Network Engineers are Impaired by Lack of Network Monitoring
In recent months, I have had several conversations with many network engineers to get their perspective on enterprise networks, network monitoring, and troubleshooting. These interactions were very beneficial for learning how much time they spend troubleshooting, which tools and procedures they use to troubleshoot network and application issues and to understand the recurring problems they deal with.
I’d like to present the data I collected interviewing 25 network engineers that work with multi-site networks. Based on these findings, I would also like some advice to network engineers on how they can improve their network operations, reduce time spent troubleshooting, and therefore network downtime, and make the best use of their skills and time.
Finding #1: Engineers spend a considerable amount of time troubleshooting
As you can see from the graph above, more than 70% of network engineers spend more than 25% of their time troubleshooting network and/or application problems. The primary responsibility of a network engineer should be to build and operate an enterprise network and provide higher-level escalation support. As you can imagine, it’s disruptive and not efficient for a network engineer to spend 25% of his time or more troubleshooting, because this time is taken away from projects that aim to build, tune, and optimize the network. Improving network operations means having network engineers spend less than 25% of their time troubleshooting and providing customers support.
Finding #2: Engineers rely too much on help desk data and on Command Line Interface commands on network hardware
The problem that I see here is that SNMP and alert information received from network monitoring tools only appear as the third method in resolving network and/or application problems. As you can imagine, the two primary methods, trouble tickets and command line interface commands, are not efficient for troubleshooting and resolving network and application problems. Trouble tickets are not efficient because end users report inaccurate and imprecise information. CLI commands output from network hardware take a considerable amount time, as network engineers have to connect to routers and switches and run the commands one by one and, oftentimes, this process has to be repeated at multiple network locations. Another major problem with CLI commands is that they lack of historical data, making it even more difficult when the network engineer is troubleshooting sporadic network and application issues.
Finding #3: Network engineers are engaged in troubleshooting efforts even when the network is not the problem
The result to this question may not surprise most network engineers, because even when the smoking gun is not the network, they still need an alibi. The process of collecting data showing that the network is not the cause of application issues takes as much time as, or even more than, troubleshooting a real network problem.

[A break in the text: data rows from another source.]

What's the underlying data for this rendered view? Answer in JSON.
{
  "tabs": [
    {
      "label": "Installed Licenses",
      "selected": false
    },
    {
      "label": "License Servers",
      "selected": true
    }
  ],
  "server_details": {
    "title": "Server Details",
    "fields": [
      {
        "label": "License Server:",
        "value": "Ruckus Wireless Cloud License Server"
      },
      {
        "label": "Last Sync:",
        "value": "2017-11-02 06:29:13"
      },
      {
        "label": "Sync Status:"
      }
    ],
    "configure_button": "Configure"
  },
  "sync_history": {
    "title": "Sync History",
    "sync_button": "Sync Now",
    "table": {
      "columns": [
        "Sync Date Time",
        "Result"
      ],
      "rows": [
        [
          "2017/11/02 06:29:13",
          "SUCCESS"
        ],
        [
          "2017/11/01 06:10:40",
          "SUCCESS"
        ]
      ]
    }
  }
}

Delays in the collection of such data has two consequences: first of all, network engineers are wasting time troubleshooting problems not related to network issues, and, second, it delays the resolution of application issues.
Three Simple Recommendations
So how can network engineers make their lives easier, reduce the amount of time they spend troubleshooting and, at the same time, decrease resolution time of network and application outages?

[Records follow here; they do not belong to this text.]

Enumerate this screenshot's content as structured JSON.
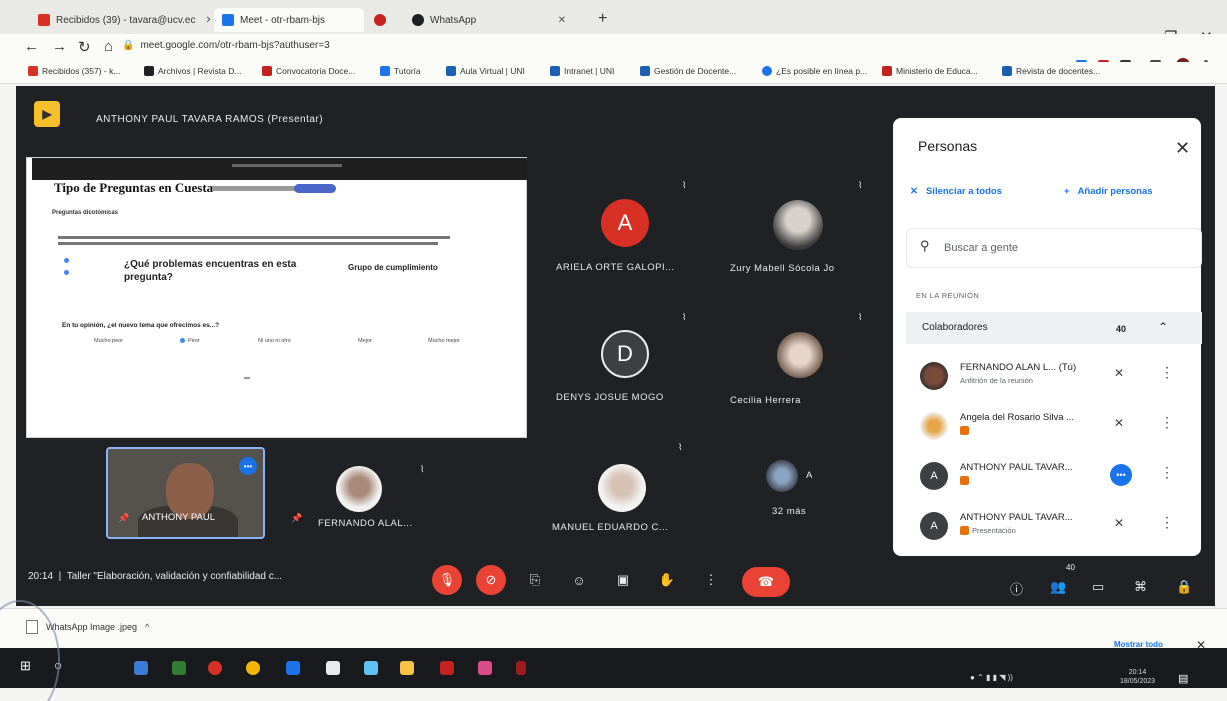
{
  "browser": {
    "tabs": [
      {
        "label": "Recibidos (39) - tavara@ucv.ec",
        "color": "#d93025"
      },
      {
        "label": "Meet - otr-rbam-bjs",
        "color": "#1a73e8"
      },
      {
        "label": "",
        "color": "#c5221f"
      },
      {
        "label": "WhatsApp",
        "color": "#202124"
      }
    ],
    "url": "meet.google.com/otr-rbam-bjs?authuser=3",
    "bookmarks": [
      {
        "label": "Recibidos (357) - k...",
        "color": "#d93025"
      },
      {
        "label": "Archivos | Revista D...",
        "color": "#202124"
      },
      {
        "label": "Convocatoria Doce...",
        "color": "#c5221f"
      },
      {
        "label": "Tutoría",
        "color": "#1a73e8"
      },
      {
        "label": "Aula Virtual | UNI",
        "color": "#1a5fb4"
      },
      {
        "label": "Intranet | UNI",
        "color": "#1a5fb4"
      },
      {
        "label": "Gestión de Docente...",
        "color": "#1a5fb4"
      },
      {
        "label": "¿Es posible en línea p...",
        "color": "#1a73e8"
      },
      {
        "label": "Ministerio de Educa...",
        "color": "#c5221f"
      },
      {
        "label": "Revista de docentes...",
        "color": "#1a5fb4"
      }
    ]
  },
  "meet": {
    "presenter": "ANTHONY PAUL TAVARA RAMOS (Presentar)",
    "slide": {
      "title": "Tipo de Preguntas en Cuesta",
      "subtitle": "Preguntas dicotómicas",
      "question": "¿Qué problemas encuentras en esta pregunta?",
      "side_label": "Grupo de cumplimiento",
      "question2": "En tu opinión, ¿el nuevo tema que ofrecimos es...?",
      "options": [
        "Mucho peor",
        "Peor",
        "Ni uno ni otro",
        "Mejor",
        "Mucho mejor"
      ]
    },
    "participants": [
      {
        "name": "ARIELA ORTE GALOPI...",
        "letter": "A",
        "color": "#d93025"
      },
      {
        "name": "Zury Mabell Sócola Jo",
        "photo": true
      },
      {
        "name": "DENYS JOSUE MOGO",
        "letter": "D",
        "color": "#3c4043"
      },
      {
        "name": "Cecilia Herrera",
        "photo": true
      },
      {
        "name": "FERNANDO ALAL...",
        "photo": true
      },
      {
        "name": "MANUEL EDUARDO C...",
        "photo": true
      },
      {
        "name": "32 más",
        "letter": "A"
      }
    ],
    "self_tile_label": "ANTHONY PAUL",
    "time": "20:14",
    "meeting_title": "Taller \"Elaboración, validación y confiabilidad c...",
    "people_count": "40"
  },
  "panel": {
    "title": "Personas",
    "mute_all": "Silenciar a todos",
    "add_people": "Añadir personas",
    "search_placeholder": "Buscar a gente",
    "section": "EN LA REUNIÓN",
    "group": "Colaboradores",
    "group_count": "40",
    "rows": [
      {
        "name": "FERNANDO ALAN L... (Tú)",
        "sub": "Anfitrión de la reunión",
        "avatar": "photo"
      },
      {
        "name": "Angela del Rosario Silva ...",
        "sub": "",
        "avatar": "photo"
      },
      {
        "name": "ANTHONY PAUL TAVAR...",
        "sub": "",
        "avatar": "A"
      },
      {
        "name": "ANTHONY PAUL TAVAR...",
        "sub": "Presentación",
        "avatar": "A"
      }
    ]
  },
  "downloads": {
    "file": "WhatsApp Image .jpeg",
    "show_all": "Mostrar todo"
  },
  "taskbar": {
    "time": "20:14",
    "date": "18/05/2023"
  }
}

Here are my recommendations on how network engineers can improve their operations:
- Power to the service desk operator – Adopt a network-monitoring tool that can be used by network engineers as well as service desk operators. The data offered by such tool should be simple to interpret and effective so service desk operators can process tickets that otherwise would be escalated to network engineers.
- Everything in one place – Collecting information from network hardware is not efficient, especially if your network is distributed across dozens or hundreds of network locations. Distributed network monitoring is the answer, thanks to agents deployed to each location. You can rely on the necessary coverage you need to get the complete picture of your network when troubleshooting. Such a solution must provide a dashboard that displays all the information collected by all the agents deployed.
- Remember the past – Your tool should keep historical data that is easy to retrieve, consult, and export. Such data should be in the form of what applications and services network users were able to access, with what performance and if an outage happened, how long it lasted. Such data will be vital in promptly providing root cause analysis reports to show whether or not the network affected this or that application.
I hope that this post was beneficial for better understanding the types of challenges that face the majority of network engineers. I would like to hear your feedback on this, so please feel free to comment.